China and Russia say such a resolution could heighten tensions and open the door to a military attack on Iran -- an option that the United States is refusing to take off the table.

China is similarly an important player in the North Korean dispute, as it is host to the six-party talks and believed to be able to exert more influence on Pyongyang than any other nation.

Annan called in Tokyo for a resumption of the six-nation disarmament talks, which have stalled since November last year over objections from Pyongyang to US financial sanctions over money laundering and counterfeit allegations.

"There is no viable alternative to the six-party talks. The international community must do everything possible to move the process forward and resolve the situation peacefully," Annan said in Tokyo.

In recent days, Annan has also sought to exert some influence on Japan's continued disputes with China and South Korea over the neighbors' wartime histories.

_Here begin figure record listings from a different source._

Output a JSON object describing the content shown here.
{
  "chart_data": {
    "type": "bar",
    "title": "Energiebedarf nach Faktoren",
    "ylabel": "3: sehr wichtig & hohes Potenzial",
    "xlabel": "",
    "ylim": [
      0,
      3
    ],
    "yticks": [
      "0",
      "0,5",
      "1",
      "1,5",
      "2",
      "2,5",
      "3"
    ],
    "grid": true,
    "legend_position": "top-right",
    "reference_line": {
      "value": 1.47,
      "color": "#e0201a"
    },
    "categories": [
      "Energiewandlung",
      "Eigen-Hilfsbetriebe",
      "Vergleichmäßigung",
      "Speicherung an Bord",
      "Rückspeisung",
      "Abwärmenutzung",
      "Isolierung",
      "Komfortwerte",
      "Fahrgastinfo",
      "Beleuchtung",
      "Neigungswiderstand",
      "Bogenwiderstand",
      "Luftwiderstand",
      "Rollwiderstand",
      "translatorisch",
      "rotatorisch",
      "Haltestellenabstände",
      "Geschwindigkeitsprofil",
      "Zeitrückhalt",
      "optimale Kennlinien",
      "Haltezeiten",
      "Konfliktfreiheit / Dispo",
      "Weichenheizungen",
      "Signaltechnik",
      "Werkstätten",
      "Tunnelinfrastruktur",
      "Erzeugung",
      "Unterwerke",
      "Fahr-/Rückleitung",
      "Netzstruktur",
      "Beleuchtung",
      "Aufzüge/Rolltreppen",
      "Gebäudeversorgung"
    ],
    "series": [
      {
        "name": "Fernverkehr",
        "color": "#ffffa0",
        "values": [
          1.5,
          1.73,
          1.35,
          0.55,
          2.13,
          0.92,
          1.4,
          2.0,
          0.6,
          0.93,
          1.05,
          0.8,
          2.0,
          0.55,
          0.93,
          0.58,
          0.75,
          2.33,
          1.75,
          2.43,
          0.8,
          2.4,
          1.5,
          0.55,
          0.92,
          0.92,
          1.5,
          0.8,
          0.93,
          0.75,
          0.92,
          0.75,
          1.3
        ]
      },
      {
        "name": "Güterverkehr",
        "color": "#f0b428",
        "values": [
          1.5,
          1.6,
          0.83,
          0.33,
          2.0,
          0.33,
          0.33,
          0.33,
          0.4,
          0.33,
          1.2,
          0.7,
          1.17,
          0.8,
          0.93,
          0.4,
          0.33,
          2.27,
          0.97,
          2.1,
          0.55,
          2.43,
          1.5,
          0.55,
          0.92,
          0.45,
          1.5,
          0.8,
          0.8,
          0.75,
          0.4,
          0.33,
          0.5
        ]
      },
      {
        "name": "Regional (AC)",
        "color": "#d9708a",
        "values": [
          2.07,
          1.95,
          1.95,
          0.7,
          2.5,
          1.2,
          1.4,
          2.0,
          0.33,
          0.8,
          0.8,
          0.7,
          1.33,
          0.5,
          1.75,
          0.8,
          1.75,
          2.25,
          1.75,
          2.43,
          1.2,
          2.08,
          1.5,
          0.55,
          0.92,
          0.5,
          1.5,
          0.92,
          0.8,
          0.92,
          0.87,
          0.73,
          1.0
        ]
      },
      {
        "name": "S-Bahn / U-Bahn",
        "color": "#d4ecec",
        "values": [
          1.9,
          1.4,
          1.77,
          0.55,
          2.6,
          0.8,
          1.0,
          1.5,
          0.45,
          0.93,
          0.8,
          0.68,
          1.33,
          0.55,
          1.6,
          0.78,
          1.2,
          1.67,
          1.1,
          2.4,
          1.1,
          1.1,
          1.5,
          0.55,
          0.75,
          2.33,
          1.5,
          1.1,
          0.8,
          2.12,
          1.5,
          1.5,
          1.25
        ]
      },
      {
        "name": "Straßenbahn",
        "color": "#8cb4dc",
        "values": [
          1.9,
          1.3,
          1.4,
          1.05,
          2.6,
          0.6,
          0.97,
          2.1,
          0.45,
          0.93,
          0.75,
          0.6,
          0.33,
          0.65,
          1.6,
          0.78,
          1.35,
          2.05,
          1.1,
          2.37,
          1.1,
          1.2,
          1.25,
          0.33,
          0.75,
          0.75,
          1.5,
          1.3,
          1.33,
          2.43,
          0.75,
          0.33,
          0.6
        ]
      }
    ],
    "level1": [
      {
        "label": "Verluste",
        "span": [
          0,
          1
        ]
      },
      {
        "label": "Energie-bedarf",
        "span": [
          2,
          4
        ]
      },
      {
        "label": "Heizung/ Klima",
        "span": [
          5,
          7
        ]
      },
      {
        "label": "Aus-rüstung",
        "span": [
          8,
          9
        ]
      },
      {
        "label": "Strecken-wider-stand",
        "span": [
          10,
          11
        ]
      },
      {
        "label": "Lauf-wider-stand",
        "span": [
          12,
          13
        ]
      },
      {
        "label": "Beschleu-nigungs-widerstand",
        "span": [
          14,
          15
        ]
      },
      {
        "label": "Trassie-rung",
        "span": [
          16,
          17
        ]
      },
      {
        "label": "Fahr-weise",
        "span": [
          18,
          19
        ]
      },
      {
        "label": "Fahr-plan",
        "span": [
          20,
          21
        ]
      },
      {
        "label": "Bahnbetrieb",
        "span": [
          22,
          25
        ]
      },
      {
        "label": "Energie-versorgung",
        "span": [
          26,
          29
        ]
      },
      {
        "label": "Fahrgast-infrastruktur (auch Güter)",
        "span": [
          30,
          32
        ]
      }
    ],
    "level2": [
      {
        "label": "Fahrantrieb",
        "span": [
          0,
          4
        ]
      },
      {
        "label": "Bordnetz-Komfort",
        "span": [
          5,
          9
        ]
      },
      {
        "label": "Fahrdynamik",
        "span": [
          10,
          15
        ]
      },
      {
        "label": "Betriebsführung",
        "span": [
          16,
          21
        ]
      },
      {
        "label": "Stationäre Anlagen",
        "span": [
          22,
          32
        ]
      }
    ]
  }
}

"Recently, there are new tensions between Japan, China and South Korea," said Annan, who began his Asian tour in Seoul.

"I think there are areas all the countries can say and make gestures to reassure and to put their past to rest and look forward to the future."

Aside from meeting with Hu on Friday afternoon, Annan is scheduled to hold talks with Chinese Premier Wen Jiabao on Monday. Annan will deliver a speech at Peking University on Tuesday, the final day of his China visit.

Annan will then travel to Vietnam and Thailand.